Wilmington, Del., litigator Francis G.X. Pileggi, a partner at Fox Rothschild, credits O’Keefe’s turnkey operation with the success of his own Delaware Corporate and Commercial Litigation Blog, where he summarizes recent state court decisions. Pileggi relies on LexBlog to host his 5-year-old blog and to keep him updated on the latest developments in the fast-changing realm of social media.

“Blogging is the most rewarding thing I’ve done in 20 years of practicing,” says Pileggi of his posts, which are read by lawyers in all 50 states and more than 100 countries. “It’s time-consuming, but the return on investment is phenomenal.”

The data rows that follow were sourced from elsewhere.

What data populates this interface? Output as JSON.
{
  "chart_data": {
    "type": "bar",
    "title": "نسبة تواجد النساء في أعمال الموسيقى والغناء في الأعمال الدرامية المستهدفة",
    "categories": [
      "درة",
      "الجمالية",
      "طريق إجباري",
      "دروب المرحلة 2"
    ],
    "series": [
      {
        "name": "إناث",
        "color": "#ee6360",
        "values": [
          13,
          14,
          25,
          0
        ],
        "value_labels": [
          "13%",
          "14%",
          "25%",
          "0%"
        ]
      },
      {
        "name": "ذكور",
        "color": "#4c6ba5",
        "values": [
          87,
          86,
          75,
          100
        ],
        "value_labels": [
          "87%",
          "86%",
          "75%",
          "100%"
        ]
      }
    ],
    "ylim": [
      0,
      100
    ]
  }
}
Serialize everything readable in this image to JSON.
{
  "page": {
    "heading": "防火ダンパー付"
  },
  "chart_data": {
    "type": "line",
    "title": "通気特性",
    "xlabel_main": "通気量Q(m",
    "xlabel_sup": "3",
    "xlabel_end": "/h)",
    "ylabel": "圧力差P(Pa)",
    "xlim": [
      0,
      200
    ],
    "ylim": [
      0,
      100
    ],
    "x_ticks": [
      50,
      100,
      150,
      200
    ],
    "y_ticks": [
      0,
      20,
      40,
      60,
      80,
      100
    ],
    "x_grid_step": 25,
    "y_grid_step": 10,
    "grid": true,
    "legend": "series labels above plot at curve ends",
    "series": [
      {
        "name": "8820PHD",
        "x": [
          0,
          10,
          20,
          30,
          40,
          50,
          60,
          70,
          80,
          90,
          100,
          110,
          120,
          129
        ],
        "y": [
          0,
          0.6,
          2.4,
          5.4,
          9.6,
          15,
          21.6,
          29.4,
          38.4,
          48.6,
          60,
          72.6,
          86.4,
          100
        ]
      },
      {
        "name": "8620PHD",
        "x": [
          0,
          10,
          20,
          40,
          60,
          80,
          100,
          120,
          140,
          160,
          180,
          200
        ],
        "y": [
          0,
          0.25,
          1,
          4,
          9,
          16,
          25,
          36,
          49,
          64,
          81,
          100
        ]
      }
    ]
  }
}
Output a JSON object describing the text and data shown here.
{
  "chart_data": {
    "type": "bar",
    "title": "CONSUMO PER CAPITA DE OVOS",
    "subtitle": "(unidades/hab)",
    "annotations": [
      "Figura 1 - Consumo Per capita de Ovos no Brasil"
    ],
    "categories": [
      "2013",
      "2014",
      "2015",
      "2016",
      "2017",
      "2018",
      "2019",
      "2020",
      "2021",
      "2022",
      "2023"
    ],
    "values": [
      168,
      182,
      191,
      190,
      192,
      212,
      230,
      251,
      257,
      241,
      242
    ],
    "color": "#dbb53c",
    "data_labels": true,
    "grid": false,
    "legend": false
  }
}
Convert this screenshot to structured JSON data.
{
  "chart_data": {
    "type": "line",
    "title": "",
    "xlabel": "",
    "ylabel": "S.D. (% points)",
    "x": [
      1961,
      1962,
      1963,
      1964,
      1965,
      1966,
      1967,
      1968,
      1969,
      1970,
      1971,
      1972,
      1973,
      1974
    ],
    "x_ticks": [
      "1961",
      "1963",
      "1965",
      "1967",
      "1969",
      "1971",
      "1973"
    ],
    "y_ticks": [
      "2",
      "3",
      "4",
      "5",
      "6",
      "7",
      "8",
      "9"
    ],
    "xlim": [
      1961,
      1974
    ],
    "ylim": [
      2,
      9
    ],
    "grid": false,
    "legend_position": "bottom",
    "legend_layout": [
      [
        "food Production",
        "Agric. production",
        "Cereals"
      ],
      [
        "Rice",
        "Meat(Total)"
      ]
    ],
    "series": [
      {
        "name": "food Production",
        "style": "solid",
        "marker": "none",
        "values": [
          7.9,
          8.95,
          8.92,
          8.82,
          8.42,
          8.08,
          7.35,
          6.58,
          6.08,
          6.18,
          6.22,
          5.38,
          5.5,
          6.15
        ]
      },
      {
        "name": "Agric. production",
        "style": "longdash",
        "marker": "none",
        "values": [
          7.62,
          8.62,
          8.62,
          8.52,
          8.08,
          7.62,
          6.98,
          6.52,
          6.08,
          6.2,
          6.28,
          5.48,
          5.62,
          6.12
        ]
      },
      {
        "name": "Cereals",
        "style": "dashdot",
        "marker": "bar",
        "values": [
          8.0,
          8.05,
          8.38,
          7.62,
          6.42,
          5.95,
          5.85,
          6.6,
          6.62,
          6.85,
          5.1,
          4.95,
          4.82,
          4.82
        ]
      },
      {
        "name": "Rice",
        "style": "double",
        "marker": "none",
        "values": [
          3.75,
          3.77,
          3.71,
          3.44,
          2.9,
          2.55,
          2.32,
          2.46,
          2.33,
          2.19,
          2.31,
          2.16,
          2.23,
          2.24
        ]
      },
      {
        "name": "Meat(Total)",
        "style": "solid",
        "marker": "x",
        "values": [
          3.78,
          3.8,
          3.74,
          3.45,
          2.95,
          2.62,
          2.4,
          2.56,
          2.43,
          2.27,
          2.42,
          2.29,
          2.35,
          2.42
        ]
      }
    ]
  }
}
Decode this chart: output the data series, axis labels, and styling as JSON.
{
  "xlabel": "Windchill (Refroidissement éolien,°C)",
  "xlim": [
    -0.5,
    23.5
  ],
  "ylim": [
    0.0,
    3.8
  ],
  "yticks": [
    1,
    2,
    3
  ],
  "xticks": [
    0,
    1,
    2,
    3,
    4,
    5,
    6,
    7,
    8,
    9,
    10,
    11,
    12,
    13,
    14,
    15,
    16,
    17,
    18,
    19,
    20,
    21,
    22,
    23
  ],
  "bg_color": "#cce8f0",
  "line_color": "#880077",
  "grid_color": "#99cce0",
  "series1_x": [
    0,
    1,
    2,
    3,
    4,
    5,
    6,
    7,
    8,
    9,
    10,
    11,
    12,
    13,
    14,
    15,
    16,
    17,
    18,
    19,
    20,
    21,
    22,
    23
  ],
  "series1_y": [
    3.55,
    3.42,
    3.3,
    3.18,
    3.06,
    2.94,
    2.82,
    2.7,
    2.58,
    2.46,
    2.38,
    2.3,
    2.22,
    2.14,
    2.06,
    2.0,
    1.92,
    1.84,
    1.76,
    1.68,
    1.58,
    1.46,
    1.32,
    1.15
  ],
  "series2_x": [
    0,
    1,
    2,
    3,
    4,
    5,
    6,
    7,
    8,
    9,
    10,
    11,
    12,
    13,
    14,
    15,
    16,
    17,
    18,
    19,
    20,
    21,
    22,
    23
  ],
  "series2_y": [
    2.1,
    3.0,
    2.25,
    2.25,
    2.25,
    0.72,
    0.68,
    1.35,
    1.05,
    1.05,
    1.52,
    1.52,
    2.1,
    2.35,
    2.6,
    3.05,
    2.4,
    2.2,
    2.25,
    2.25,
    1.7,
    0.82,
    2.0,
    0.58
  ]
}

Blogs are only the start of the approaches lawyers will need to embrace in social media for the growth of their practices, according to O’Keefe: “I think we are just scratching the surface. Lawyers are going to need to understand how to network using the Internet, and I’d bet only 0.5 percent understand that.”

Asked if he misses the practice of law, O’Keefe says, “You cannot be married to two spouses.

“The law is a very noble profession, but I was driven to practice by the desire to serve others,” he says. “I can serve more people by doing what comes natural to me, networking through the Internet.”